Search sites can bog down eBay's computers and slow bidding for users, Pursglove said. He also said eBay has received complaints from users that information on other sites often does not give full descriptions of items or doesn't have the most up-to-date bidding information.

"Until we can come up with a system that can better handle that, we are going to discourage this type of use," he said.

Sales said AuctionWatch's new feature searches eBay and other auction sites when a user puts in a search request, providing the most up-to-date bidding information. The site links directly to the auction listings, where users can then bid on the item.

This feature is in high demand on AuctionWatch, Sales said. Buyers want to find and compare auctions easily, and sellers want to give their auctions greater exposure, he said.

"We saw it as a win across the board," Sales said. Despite eBay's opposition, he said, "we felt we wanted to go forward and provide the community with what they wanted."

Sales said that during discussions with eBay, the company offered to allow AuctionWatch to license its listings, but with the caveat that its listings would not be presented in the same results as those from other auction sites. Sales said AuctionWatch rejected the offer, arguing that that the company shouldn't have to license the listings.

"We feel that it's in public domain," Sales said. "It should be accessible to anyone on the Web."

The problem is that there is no clear law on searching sites, said attorney Rich Gray of Outside General Counsel of Silicon Valley. Although copyright statutes protect original works such as news stories and photographs on the Web, Gray said that there's no clear law or legal theory that might protect eBay's listing information.

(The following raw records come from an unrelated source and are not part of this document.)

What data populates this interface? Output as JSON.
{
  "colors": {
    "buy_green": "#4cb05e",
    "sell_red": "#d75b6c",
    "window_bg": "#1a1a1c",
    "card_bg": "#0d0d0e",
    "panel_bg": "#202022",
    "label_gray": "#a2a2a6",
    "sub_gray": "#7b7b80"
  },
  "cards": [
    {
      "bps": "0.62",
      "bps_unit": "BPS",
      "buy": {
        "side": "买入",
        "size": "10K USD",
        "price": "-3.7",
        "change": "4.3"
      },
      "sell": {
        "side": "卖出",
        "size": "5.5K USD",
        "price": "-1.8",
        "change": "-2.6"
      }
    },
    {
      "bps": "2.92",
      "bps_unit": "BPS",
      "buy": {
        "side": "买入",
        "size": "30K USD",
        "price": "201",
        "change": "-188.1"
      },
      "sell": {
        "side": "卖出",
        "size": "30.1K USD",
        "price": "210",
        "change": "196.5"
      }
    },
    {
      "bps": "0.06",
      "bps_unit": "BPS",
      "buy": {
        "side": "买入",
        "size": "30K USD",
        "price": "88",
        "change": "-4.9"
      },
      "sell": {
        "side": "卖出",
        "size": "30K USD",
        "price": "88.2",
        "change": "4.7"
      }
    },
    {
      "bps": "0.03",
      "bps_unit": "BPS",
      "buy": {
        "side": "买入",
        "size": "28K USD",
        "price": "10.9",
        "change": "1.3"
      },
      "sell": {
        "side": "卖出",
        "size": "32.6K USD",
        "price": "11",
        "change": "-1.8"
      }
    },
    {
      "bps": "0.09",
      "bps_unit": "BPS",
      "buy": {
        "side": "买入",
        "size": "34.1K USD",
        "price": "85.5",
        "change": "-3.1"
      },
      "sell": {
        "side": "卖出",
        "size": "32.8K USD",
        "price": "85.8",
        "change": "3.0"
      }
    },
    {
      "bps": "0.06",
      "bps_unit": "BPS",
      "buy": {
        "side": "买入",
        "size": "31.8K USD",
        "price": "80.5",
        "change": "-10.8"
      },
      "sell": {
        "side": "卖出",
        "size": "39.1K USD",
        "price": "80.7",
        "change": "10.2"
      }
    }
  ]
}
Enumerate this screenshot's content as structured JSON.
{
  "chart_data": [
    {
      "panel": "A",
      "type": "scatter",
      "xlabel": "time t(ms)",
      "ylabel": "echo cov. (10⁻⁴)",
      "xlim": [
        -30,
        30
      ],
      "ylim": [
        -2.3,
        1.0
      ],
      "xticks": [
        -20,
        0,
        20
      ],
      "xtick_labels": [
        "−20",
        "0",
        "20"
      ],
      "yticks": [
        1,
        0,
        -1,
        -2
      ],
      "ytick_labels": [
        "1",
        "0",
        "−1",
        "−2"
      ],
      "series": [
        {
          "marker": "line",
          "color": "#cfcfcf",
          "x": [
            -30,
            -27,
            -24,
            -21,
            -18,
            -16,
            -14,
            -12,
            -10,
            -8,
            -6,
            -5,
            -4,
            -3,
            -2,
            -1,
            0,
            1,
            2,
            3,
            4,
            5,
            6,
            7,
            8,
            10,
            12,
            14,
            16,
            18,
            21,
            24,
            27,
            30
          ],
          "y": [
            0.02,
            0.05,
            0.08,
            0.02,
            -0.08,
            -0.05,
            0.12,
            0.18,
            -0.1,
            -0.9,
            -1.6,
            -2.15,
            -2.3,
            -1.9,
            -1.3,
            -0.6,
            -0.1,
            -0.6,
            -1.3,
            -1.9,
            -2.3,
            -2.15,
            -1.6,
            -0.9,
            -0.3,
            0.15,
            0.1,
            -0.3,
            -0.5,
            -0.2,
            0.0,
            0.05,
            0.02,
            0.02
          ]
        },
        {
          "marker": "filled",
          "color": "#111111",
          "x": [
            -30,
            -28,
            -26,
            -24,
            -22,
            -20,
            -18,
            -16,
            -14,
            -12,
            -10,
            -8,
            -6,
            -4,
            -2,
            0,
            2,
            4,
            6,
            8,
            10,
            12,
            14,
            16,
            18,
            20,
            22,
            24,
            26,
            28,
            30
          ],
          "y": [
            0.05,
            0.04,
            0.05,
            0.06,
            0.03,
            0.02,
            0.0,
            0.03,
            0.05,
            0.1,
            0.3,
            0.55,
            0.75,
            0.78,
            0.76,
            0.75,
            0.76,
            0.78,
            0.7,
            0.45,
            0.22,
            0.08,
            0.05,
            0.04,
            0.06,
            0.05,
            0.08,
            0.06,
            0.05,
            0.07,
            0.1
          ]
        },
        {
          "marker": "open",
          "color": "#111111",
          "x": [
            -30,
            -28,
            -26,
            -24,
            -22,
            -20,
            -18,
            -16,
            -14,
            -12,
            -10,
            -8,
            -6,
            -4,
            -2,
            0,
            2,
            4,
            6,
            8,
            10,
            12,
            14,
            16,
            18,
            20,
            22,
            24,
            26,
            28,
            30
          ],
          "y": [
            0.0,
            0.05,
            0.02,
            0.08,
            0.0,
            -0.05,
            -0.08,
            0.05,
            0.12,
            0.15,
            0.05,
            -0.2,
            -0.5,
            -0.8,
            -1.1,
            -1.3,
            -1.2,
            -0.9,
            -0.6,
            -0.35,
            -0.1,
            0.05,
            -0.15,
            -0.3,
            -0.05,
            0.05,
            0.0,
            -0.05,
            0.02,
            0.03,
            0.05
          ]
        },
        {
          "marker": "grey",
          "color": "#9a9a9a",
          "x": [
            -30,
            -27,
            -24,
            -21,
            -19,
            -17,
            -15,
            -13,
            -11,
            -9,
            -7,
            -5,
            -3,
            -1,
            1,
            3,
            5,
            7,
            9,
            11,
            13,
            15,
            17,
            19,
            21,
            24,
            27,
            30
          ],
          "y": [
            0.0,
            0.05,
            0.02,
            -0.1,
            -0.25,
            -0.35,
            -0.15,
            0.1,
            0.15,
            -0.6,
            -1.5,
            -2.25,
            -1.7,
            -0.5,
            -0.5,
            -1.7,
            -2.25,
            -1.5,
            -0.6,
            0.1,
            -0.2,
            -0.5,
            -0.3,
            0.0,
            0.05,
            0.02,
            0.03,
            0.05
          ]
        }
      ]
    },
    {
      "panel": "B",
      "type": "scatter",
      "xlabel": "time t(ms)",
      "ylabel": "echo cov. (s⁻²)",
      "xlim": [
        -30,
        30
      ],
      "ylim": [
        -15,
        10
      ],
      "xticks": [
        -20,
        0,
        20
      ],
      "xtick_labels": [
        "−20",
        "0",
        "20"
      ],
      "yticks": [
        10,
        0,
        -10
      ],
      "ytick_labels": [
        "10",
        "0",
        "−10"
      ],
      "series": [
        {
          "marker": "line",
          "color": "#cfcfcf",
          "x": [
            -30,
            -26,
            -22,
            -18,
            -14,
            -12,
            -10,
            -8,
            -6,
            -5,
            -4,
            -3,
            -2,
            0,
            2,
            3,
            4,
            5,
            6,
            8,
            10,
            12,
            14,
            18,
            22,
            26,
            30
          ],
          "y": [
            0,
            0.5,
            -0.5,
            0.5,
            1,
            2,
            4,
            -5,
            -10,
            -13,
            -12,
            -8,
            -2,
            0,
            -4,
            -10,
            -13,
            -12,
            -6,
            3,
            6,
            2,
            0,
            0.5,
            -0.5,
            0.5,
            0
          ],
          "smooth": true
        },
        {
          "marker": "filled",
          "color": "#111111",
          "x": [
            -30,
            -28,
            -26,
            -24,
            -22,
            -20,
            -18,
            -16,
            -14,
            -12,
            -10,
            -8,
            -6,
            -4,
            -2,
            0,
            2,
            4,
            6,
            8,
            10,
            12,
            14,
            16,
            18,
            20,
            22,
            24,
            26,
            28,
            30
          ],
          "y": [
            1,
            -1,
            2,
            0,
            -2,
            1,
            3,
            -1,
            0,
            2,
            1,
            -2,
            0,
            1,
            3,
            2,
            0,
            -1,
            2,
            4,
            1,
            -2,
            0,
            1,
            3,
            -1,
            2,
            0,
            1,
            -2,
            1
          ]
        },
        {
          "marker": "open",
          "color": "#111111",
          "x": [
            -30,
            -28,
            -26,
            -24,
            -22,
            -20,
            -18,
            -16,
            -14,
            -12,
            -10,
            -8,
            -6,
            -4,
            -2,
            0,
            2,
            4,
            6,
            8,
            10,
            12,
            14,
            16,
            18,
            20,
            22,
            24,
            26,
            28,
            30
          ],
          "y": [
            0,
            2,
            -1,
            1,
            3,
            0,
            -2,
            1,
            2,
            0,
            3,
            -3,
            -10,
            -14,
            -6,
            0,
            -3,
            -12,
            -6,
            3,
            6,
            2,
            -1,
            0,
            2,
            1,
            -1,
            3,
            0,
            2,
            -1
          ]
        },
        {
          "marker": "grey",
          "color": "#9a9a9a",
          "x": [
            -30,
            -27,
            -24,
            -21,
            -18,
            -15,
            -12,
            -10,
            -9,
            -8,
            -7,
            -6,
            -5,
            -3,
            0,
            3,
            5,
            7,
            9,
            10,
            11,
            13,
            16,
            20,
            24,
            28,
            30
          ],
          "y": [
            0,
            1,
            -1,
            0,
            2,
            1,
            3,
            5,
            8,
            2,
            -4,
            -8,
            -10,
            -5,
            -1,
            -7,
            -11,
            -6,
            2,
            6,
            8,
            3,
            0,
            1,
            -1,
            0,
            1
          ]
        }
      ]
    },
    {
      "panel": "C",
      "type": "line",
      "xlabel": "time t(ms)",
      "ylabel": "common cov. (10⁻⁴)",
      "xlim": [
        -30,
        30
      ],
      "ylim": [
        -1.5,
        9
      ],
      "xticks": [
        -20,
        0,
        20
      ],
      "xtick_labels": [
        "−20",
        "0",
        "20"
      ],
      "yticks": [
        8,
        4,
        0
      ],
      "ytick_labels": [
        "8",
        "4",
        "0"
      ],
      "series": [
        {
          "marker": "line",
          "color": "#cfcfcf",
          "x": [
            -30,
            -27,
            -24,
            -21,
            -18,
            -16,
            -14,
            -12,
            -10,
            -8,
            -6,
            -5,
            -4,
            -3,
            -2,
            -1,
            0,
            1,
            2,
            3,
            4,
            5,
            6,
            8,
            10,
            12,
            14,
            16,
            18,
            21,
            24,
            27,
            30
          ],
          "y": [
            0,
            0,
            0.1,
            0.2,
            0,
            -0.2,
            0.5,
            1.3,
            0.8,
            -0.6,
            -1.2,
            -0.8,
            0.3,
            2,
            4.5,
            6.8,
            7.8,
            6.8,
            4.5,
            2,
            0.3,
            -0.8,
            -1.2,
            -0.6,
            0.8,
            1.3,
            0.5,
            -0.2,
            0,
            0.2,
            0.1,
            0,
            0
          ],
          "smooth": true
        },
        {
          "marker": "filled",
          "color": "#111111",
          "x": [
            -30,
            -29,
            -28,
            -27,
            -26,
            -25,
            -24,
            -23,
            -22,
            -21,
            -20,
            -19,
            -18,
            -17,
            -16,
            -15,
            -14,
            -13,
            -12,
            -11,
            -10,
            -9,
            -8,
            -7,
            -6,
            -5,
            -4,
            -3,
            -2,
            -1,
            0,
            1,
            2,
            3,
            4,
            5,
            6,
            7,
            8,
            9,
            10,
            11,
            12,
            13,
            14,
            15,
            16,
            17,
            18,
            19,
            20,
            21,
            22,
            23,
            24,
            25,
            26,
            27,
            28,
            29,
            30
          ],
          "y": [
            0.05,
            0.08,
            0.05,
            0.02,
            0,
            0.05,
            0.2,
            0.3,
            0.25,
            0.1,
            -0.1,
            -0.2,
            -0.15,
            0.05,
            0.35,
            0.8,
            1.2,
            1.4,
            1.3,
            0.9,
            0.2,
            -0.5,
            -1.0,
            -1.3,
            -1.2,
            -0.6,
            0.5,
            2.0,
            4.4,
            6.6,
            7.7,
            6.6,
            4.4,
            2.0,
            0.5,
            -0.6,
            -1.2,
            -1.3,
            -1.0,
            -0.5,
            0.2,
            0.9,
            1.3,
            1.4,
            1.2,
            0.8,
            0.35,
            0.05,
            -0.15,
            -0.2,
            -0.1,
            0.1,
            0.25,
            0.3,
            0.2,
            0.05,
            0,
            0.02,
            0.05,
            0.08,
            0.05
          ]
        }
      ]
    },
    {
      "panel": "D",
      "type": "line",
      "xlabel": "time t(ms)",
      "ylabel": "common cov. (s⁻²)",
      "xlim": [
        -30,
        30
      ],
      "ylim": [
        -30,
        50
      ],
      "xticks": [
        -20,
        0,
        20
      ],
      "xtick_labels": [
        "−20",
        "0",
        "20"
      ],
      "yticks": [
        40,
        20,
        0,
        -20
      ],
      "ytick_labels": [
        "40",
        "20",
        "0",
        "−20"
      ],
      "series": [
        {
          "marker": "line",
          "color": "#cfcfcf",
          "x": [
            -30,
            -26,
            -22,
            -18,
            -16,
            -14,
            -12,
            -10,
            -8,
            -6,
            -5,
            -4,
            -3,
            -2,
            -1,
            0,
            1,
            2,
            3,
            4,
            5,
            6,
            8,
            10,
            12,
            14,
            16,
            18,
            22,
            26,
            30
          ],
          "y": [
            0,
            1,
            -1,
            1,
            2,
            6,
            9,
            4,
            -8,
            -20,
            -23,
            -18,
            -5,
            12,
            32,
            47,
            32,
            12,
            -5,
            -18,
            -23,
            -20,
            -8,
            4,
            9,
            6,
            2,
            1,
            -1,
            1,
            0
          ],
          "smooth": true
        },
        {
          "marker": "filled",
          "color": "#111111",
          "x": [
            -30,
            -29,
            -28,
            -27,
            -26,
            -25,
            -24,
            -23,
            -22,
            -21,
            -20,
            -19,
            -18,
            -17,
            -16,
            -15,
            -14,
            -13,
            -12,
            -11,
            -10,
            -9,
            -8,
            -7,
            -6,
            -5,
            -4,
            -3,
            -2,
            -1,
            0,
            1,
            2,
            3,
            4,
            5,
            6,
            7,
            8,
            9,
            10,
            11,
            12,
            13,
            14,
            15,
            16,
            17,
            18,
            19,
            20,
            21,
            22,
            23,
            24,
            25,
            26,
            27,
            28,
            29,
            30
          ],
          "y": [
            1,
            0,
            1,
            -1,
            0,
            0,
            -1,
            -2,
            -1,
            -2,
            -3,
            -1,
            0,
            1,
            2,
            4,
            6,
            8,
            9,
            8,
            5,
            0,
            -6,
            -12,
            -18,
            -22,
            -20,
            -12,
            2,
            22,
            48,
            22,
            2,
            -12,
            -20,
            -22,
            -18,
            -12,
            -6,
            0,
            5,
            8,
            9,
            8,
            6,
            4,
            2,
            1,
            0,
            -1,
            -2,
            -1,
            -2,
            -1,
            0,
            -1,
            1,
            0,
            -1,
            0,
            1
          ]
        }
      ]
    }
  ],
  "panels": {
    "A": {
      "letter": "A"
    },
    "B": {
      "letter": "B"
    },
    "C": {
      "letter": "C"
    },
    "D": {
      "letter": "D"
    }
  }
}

"It's an open and unclear question what right you have to say to an aggregator 'well no, you can't do that,' " Gray said.

Online auction analyst Sue Rothberg of Gomez Advisors said that eBay's reasons for opposing outside searches of its listing probably had more to do with the company's ego than any notion of protecting users' interests. By providing a range of auction services such as discussion boards, image hosting, and bidding tips, sites such as AuctionWatch and Bidder's Edge are trying to supplant eBay as the No. 1 auction destination on the Web. And through their search engines, they have the potential to draw bidders to other auction sites.

But Rothberg said eBay didn't have much to fear from such sites as AuctionWatch.

"I don't think it's that great a threat," Rothberg said. "If you're an auction buff, chances are you're on eBay all the time anyway. I don't know why they are up in arms about it."